Король, дама, валет (Набоков) - страница 45

В воскресенье он встал поздно, вяло вынес ведро с мыльной водой и, проходя мимо хозяйской двери, взглянул на нее со страхом и ненавистью. Он решил было выйти пройтись, но хлестал по стеклам бурный дождь. В комнате было холодно. От нечего делать он хорошенько протер очки, откупорил пузырек с чернилами, зарядил самопишущую ручку и стал писать матери.

«Дорогая матушка, – писал он своим неряшливым крупным почерком, – как ты поживаешь? Как поживает Эмми? Вероятно…» Он остановился, вычеркнул последнее слово и задумался, копая концом ручки в носу. Вероятно… сейчас отправляется в церковь, потом будет стряпать воскресный обед… Курица, бедные рыцари… Днем – кофе со взбитыми сливками… Что ей до него? Она всегда любила Эмми больше. Кругленькая, красно-бурая, – била его по щекам, когда ему уже было семнадцать, восемнадцать, девятнадцать лет. В прошлом году… А когда он был совсем малыш (бледненький, круглолицый, уже в очках), однажды, на Пасхе, она хотела заставить его съесть шоколадную конфету (в виде коричневого зайчика), – которую сестренка тишком облизала. За то, что Эмми облизала конфету, предназначенную ему, мать просто хлопнула ее легонько по задку, а его, за то, что он замусленный шоколад отказался даже тронуть, – так хватила наотмашь по лицу, что он слетел со стула и, стукнувшись головой о пол, лишился чувств.
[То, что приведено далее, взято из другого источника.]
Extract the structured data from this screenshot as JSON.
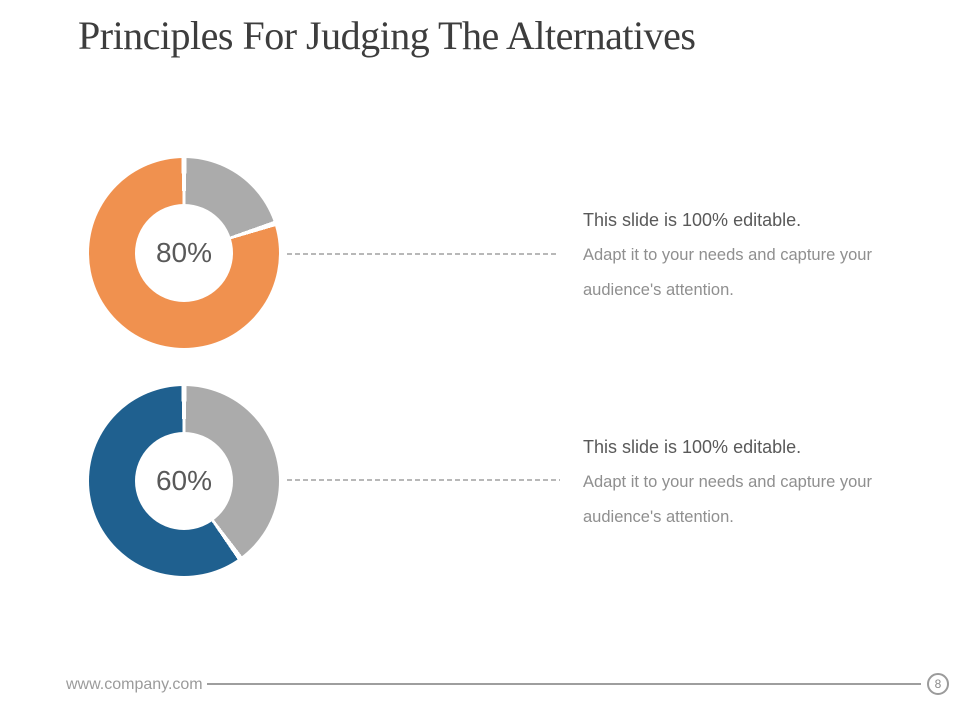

Любовь к матери была его первой несчастной любовью. Лучше было, пожалуй, когда она открыто сердилась на него, чем когда равнодушно ему улыбалась или, при гостях, ласково его щипала. Накануне его отъезда она забыла у него в комнате свой шерстяной платок, и он почему-то подложил его на ночь под голову, но не мог спать, а как дурак плакал. Может быть, она все-таки сейчас скучает по нем? Этого она не пишет…

Приятно все-таки себя пожалеть, – до слез приятно. А Эмми – хорошая девушка… Выйдет за мясника в белом жилете; выйдет, – как пить дать… И правильно поступит, – дело у него солидное, лучший мясник в городе. Проклятый дождь… А что настрочить – все-таки неизвестно… Описать, что ли, комнату.

«У меня, как я уже тебе писал, отличная комната, с зеркалом. Кровать мягкая. Хозяин по утрам сам подметает. У окна, в левом углу…»

В это мгновение раздался легкий стук, и дверь приоткрылась. Хозяин просунул голову, улыбнулся, подмигнул и, скрывшись, сказал кому-то за дверью: «Да, он дома; пожалуйте…»

Она была в своем нежном кротовом пальто, широко раскрытом на клетчатом шерстяном платье, по серой низко надвинутой шляпе успели рассыпаться темные звезды дождя, перехватившего ее между таксомотором и подъездом, шелковые ноги были тесно сдвинуты и от этого казались еще стройнее. Стоя неподвижно, она протянула назад руку, закрывая за собой дверь, – и пристально, без улыбки, смотрела на Франца, точно не ожидала увидеть его. Он покрыл ладонью кадык – так как был без воротничка, – и, сказав длинную фразу, с удивлением заметил, что, по-видимому, слов не отпечаталось, как будто простучал на пишущей машинке, в которую забыл вставить ленту.